The third is a gap in patient outcomes, where the physician knows the information and is doing everything right in practice, but the patient - for whatever reason (patient factors being what they are) - still might not get better.

One of the central objectives of CME traditionally has been to try to close the gaps in knowledge. Dr. Stratman says, however, that a more meaningful step in CME can occur if session objectives are aimed at trying to build a clinician’s performance and actually result in performing differently in clinic.

“The competence and the performance of a clinician are very closely linked. Unfortunately, it is difficult to measure performance through a CME session, unless physicians are bringing in with them some practice data,” Dr. Stratman says.

Competency boosters

One potential competency-boosting approach at CME sessions would be for the speaker to describe certain clinical scenarios in a case-based fashion, and then poll the audience or individual physician for potential responses. Based on the response, Dr. Stratman says those in the CME session sometimes can identify relevant practice gaps, which then could be further explored by the speaker or individual and addressed appropriately.

According to Dr. Stratman, practice gaps can occur across the spectrum of the specialty and can include how a physician manages pediatric skin diseases, adult dermatology, surgical dermatology, cosmetic dermatology, and how dermatopathology is read. Identifying and then correcting practice gaps is part and parcel in offering patients the highest standard of care.

“The exploration of practice gaps is really connected to the quality improvement mantra of 21st century medicine. Physicians should always be in search of what they could do to provide better care,” Dr. Stratman says.

All physicians are individually responsible for their professional development, he says, which usually involves staying up to date with the latest available information in the medical literature. According to Dr. Stratman, specialty journals are increasingly addressing practice gaps and are including relevant articles in dedicated sections that specifically address these issues.

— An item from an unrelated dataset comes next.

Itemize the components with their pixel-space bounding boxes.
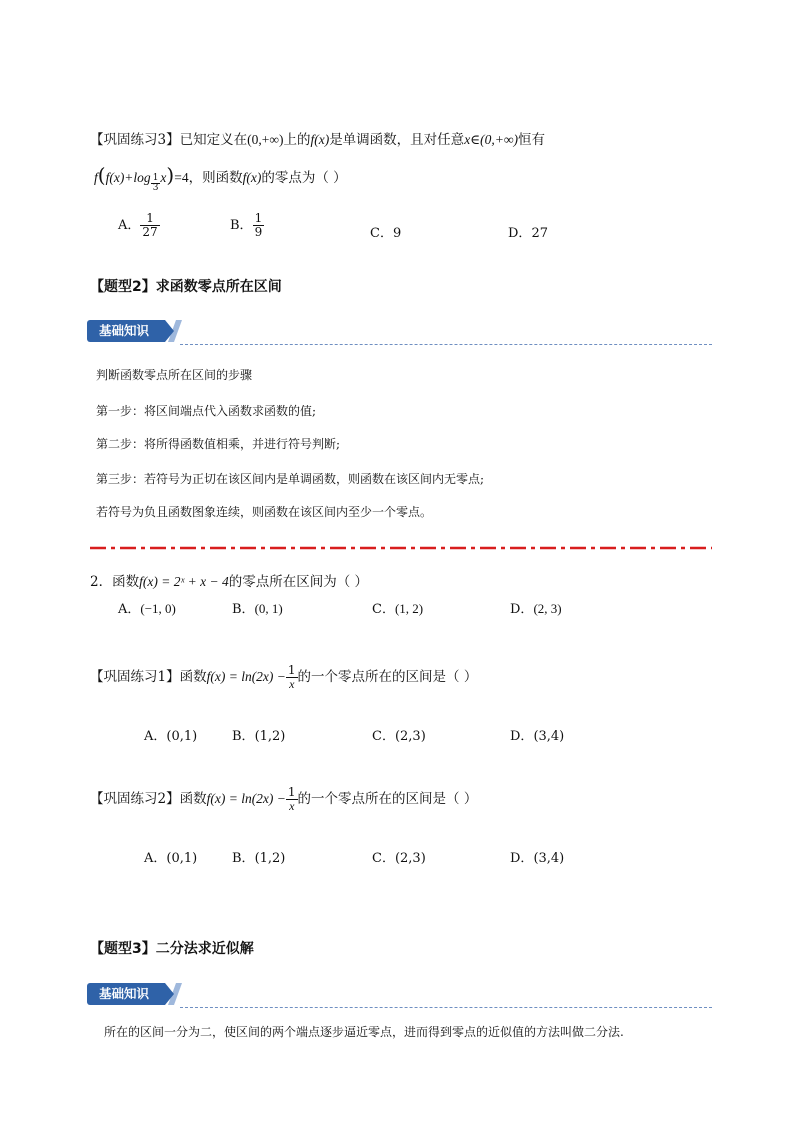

“Traditionally, a journal publishes an article and the savvy reader would need to interpret practice gaps. But now, journals such as JAMA Dermatology and Dermatologic Surgery are taking it one step further and actually trying to translate what is being published into a more practice gap-focused interpretation of the literature, serving as a kind of Cliff’s Notes for the clinician,” Dr. Stratman says.

Identifying different practice gaps can serve as the foundation for an in-office quality improvement project, Dr. Stratman says, which may not only result in patients receiving a higher standard of care but, if applied correctly, could potentially qualify the physician to meet some of their Maintenance of Certification needs.

“Every clinician has ways that they could provide potentially better care as new information comes out to guide us in our treatments and in our approach to our dermatology patients. The fact that we have a gap does not make us a bad doctor. The goal is to start looking at the best available evidence differently to see how it can impact us in practice, and make efforts locally to try and improve,” Dr. Stratman said.

Disclosures: Dr. Stratman reports no relevant financial interests.